The fifth will open on November 15 in Durham, a joint venture with comrades in the National Union of Mineworkers.

Taking our campaigns to the streets on issues from the Bedroom Tax and threatened evictions to workfare, zero-hours contracts, high street loan sharks and the living wage, it is Unite members at the forefront of a network of local groups making a real difference in communities across Britain and Ireland.

Mobilising against the closure of local services - libraries, leisure facilities, playgroups and youth services.

Joining forces with direct action groups like UK Uncut to expose the tax avoiders and campaign groups opposing the privatisation of our NHS. A new grassroots movement is emerging.

Working people have seen the longest decline in living standards since the 1870s and while top CEOs pocket record payments averaging £4.3 million per year 3.5 million British children now live in poverty.

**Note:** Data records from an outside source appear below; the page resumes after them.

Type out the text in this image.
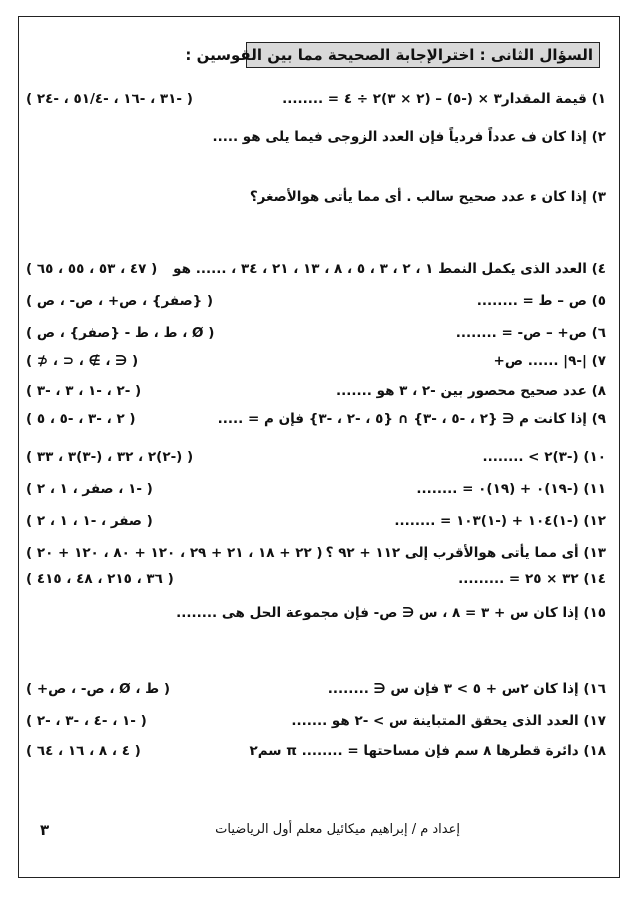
السؤال الثانى : اخترالإجابة الصحيحة مما بين القوسين :
١) قيمة المقدار٣ × (-٥) – (٢ × ٣)٢ ÷ ٤ = ........
( -٣١ ، -١٦ ، -٥١/٤ ، -٢٤ )
٢) إذا كان ف عدداً فردياً فإن العدد الزوجى فيما يلى هو .....
٣) إذا كان ء عدد صحيح سالب . أى مما يأتى هوالأصغر؟
٤) العدد الذى يكمل النمط ١ ، ٢ ، ٣ ، ٥ ، ٨ ، ١٣ ، ٢١ ، ٣٤ ، ...... هو
( ٤٧ ، ٥٣ ، ٥٥ ، ٦٥ )
٥) ص – ط = ........
( {صفر} ، ص+ ، ص- ، ص )
٦) ص+ – ص- = ........
( Ø ، ط ، ط - {صفر} ، ص )
٧) |-٩| ...... ص+
( ∈ ، ∌ ، ⊂ ، ⊄ )
٨) عدد صحيح محصور بين -٢ ، ٣ هو .......
( -٢ ، -١ ، ٣ ، -٣ )
٩) إذا كانت م ∈ {٢ ، -٥ ، -٣} ∩ {٥ ، -٢ ، -٣} فإن م = .....
( ٢ ، -٣ ، -٥ ، ٥ )
١٠) (-٣)٢ > ........
( (-٢)٢ ، ٣٢ ، (-٣)٣ ، ٣٣ )
١١) (-١٩)٠ + (١٩)٠ = ........
( -١ ، صفر ، ١ ، ٢ )
١٢) (-١)١٠٤ + (-١)١٠٣ = ........
( صفر ، -١ ، ١ ، ٢ )
١٣) أى مما يأتى هوالأقرب إلى ١١٢ + ٩٢ ؟
( ٢٢ + ١٨ ، ٢١ + ٢٩ ، ١٢٠ + ٨٠ ، ١٢٠ + ٢٠ )
١٤) ٣٢ × ٢٥ = .........
( ٣٦ ، ٢١٥ ، ٤٨ ، ٤١٥ )
١٥) إذا كان س + ٣ = ٨ ، س ∈ ص- فإن مجموعة الحل هى ........
١٦) إذا كان ٢س + ٥ > ٣ فإن س ∈ ........
( ط ، Ø ، ص- ، ص+ )
١٧) العدد الذى يحقق المتباينة س > -٢ هو .......
( -١ ، -٤ ، -٣ ، -٢ )
١٨) دائرة قطرها ٨ سم فإن مساحتها = ........ π سم٢
( ٤ ، ٨ ، ١٦ ، ٦٤ )
إعداد م / إبراهيم ميكائيل معلم أول الرياضيات
٣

This is obscene and the failed politics of neoliberalism and ideological austerity have no answers.

It's up to us to defeat these attacks and our challenge, the challenge of a generation, is to build a mass movement capable of doing it - to unite our industrial membership and their struggles with their communities, to reject the language of division and to inspire a generation.

A better, fairer society is possible. These are political choices and of course there is an alternative. We have a great responsibility on our shoulders - we must not betray that responsibility.

It's our destiny.

 

Steve Turner is Unite's assistant general secretary.